Recently I was working on a message for a parenting series we were doing at River Pointe. The thought was to try to identify those things we as parents do or did that were “touchdowns”. I know many of us who have been parents for a while are painfully aware of the things we did that were not healthy. However, I thought it would be nice to try to identify some things we did right.
Julie, my wife, is a kindergarten teacher. I had Julie ask her students “what are the things your parents are great at?” I loved hearing their unfiltered responses.
- “Helping us when we get hurt. Snuggling on us.”
- “Work to get money. They like taking care of us.”
- “When my sister forgets to do her chores, they do it for her.”
- “They feed me good and they are good drivers.”
- “They teach me how to be good, take me to the store to buy things for me.”
- “They take me to church every Sunday.”
- “They fix my lunch for me. My dad helps my mom.”
- “They help people with speech and they are good at what they do. My mom is nice and she is sweet to me.”
- “They wash the dishes and clean up the house.”
- ” They take out the trash, make dinner and breakfast, and take me to fun places.”
- “They go to work to get money and they take me to Chucky Cheese.”

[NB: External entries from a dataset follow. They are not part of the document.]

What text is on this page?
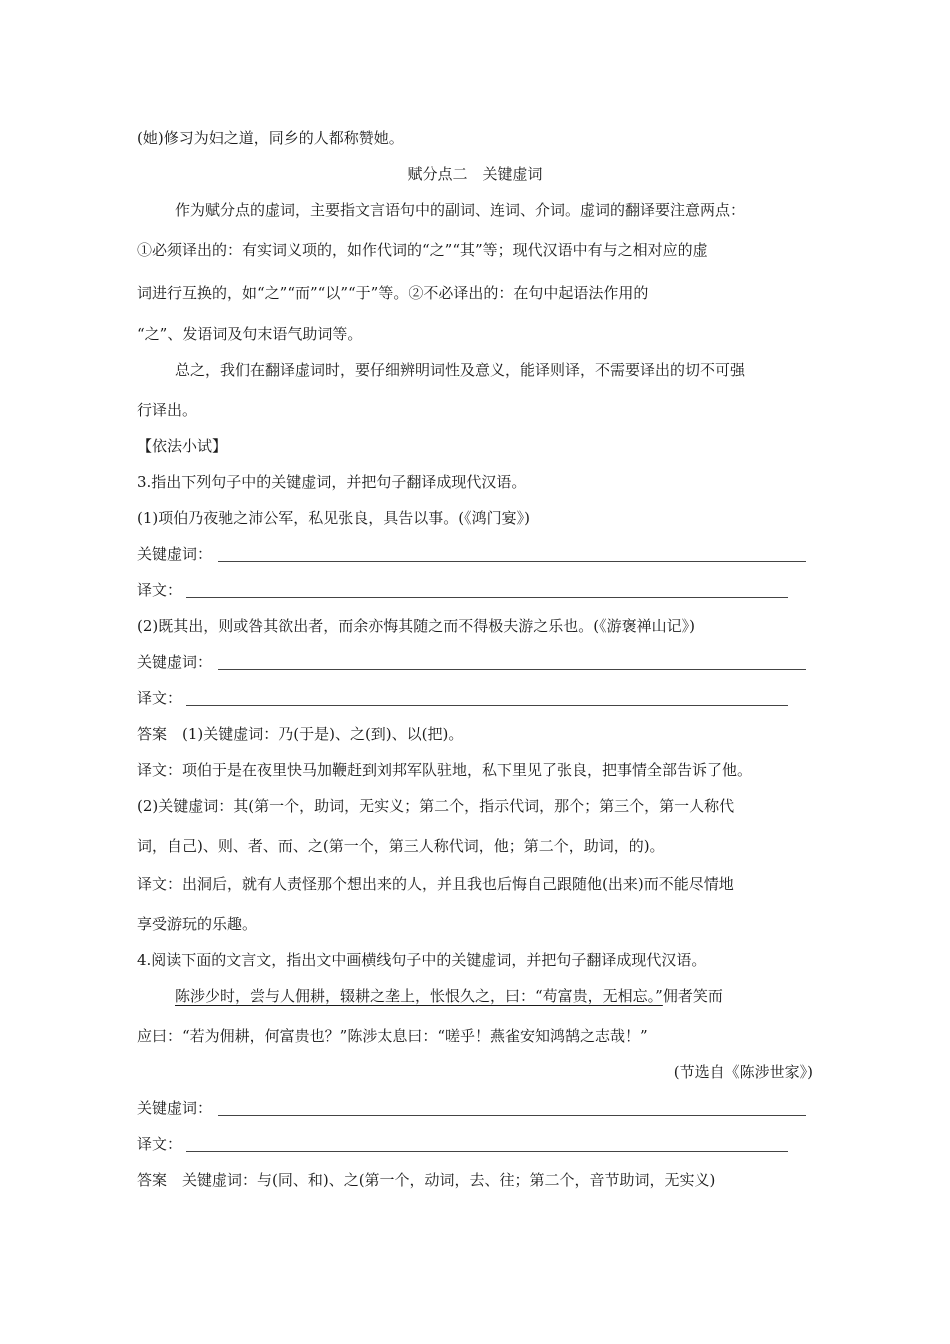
(她)修习为妇之道，同乡的人都称赞她。
赋分点二　关键虚词
作为赋分点的虚词，主要指文言语句中的副词、连词、介词。虚词的翻译要注意两点：
①必须译出的：有实词义项的，如作代词的“之”“其”等；现代汉语中有与之相对应的虚
词进行互换的，如“之”“而”“以”“于”等。②不必译出的：在句中起语法作用的
“之”、发语词及句末语气助词等。
总之，我们在翻译虚词时，要仔细辨明词性及意义，能译则译，不需要译出的切不可强
行译出。
【依法小试】
3.指出下列句子中的关键虚词，并把句子翻译成现代汉语。
(1)项伯乃夜驰之沛公军，私见张良，具告以事。(《鸿门宴》)
关键虚词：
译文：
(2)既其出，则或咎其欲出者，而余亦悔其随之而不得极夫游之乐也。(《游褒禅山记》)
关键虚词：
译文：
答案　(1)关键虚词：乃(于是)、之(到)、以(把)。
译文：项伯于是在夜里快马加鞭赶到刘邦军队驻地，私下里见了张良，把事情全部告诉了他。
(2)关键虚词：其(第一个，助词，无实义；第二个，指示代词，那个；第三个，第一人称代
词，自己)、则、者、而、之(第一个，第三人称代词，他；第二个，助词，的)。
译文：出洞后，就有人责怪那个想出来的人，并且我也后悔自己跟随他(出来)而不能尽情地
享受游玩的乐趣。
4.阅读下面的文言文，指出文中画横线句子中的关键虚词，并把句子翻译成现代汉语。
陈涉少时，尝与人佣耕，辍耕之垄上，怅恨久之，曰：“苟富贵，无相忘。”佣者笑而
应曰：“若为佣耕，何富贵也？”陈涉太息曰：“嗟乎！燕雀安知鸿鹄之志哉！”
(节选自《陈涉世家》)
关键虚词：
译文：
答案　关键虚词：与(同、和)、之(第一个，动词，去、往；第二个，音节助词，无实义)
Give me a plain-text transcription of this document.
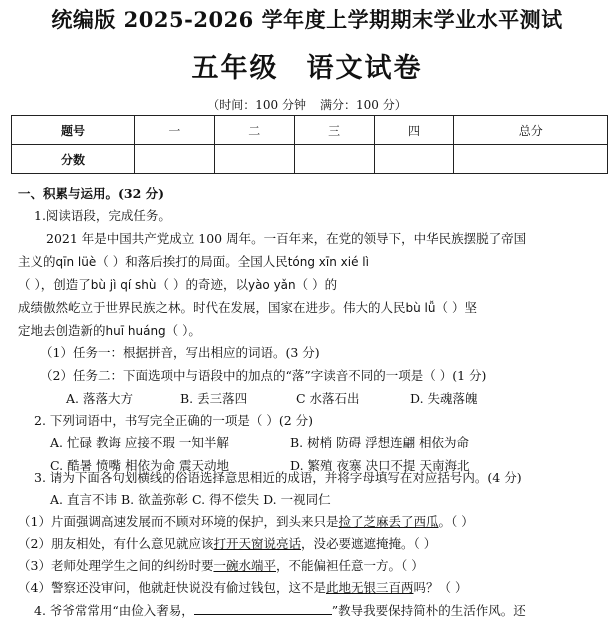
统编版 2025-2026 学年度上学期期末学业水平测试
五年级 语文试卷
（时间：100 分钟 满分：100 分）
题号	一	二	三	四	总分
分数					
一、积累与运用。(32 分)
1.阅读语段，完成任务。
2021 年是中国共产党成立 100 周年。一百年来，在党的领导下，中华民族摆脱了帝国
主义的qīn lüè（ ）和落后挨打的局面。全国人民tóng xīn xié lì
（ ），创造了bù jì qí shù（ ）的奇迹，以yào yǎn（ ）的
成绩傲然屹立于世界民族之林。时代在发展，国家在进步。伟大的人民bù lǚ（ ）坚
定地去创造新的huī huáng（ ）。
（1）任务一：根据拼音，写出相应的词语。(3 分)
（2）任务二：下面选项中与语段中的加点的“落”字读音不同的一项是（ ）(1 分)
A. 落落大方	B. 丢三落四	C 水落石出	D. 失魂落魄
2. 下列词语中，书写完全正确的一项是（ ）(2 分)
A. 忙碌 教诲 应接不瑕 一知半解	B. 树梢 防碍 浮想连翩 相依为命
C. 酷暑 愤嘴 相依为命 震天动地	D. 繁殖 夜寨 决口不提 天南海北
3. 请为下面各句划横线的俗语选择意思相近的成语，并将字母填写在对应括号内。(4 分)
A. 直言不讳 B. 欲盖弥彰 C. 得不偿失 D. 一视同仁
（1）片面强调高速发展而不顾对环境的保护，到头来只是捡了芝麻丢了西瓜。（ ）
（2）朋友相处，有什么意见就应该打开天窗说亮话，没必要遮遮掩掩。（ ）
（3）老师处理学生之间的纠纷时要一碗水端平，不能偏袒任意一方。（ ）
（4）警察还没审问，他就赶快说没有偷过钱包，这不是此地无银三百两吗？（ ）
4. 爷爷常常用“由俭入奢易，	”教导我要保持简朴的生活作风。还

- “Dad does a good job at work. He watches my baby sister so she doesn’t go up the stairs.”
- “If they have a big fight they work it out. I tell them ‘be sure and give each other a hug’. If I am sick she asks her boss if she can stay home with me.”
- “When they promise me something they do it. When my mom tells my dad to mow the yard, he does it!”
As I was reading through their responses I noticed a few things. First, these kids are paying much closer attention than we think. Many times what we think is important, is not at all what they think is important. I remember having very purposeful teaching moments with my girls. The funny thing is, they probably don’t remember those long talks. I think they are more likely to remember how I helped their mom clean up the house, than the discussion we had about serving others. We assume so much of our daily activity is unnoticed, but we learn here that our kids are closely watching us.
Another important thing to note is that security is a big deal to these children. It’s a big deal to us too. The kindergartener’s responses show us so much about what makes these kids feel secure, safe, and loved. In my counseling practice, security and the lack of it may be the most common underlying issue that I see day in and day out.
Lastly, successful parenting is about being loving people. There are certainly some issues which require great expertise in parenting such as mental illness, drug abuse, sickness and illness but in much of parenting we are reminded that love covers a multitude of ignorant stuff we do as parents. Ross Campbell, M.D. wrote a great book titled How To Really Love Your Child. I recommend it to all parents.
I am looking forward to many more posts regarding parenting, faith, and family.
Have a great day. I welcome your comments. God bless, Matt.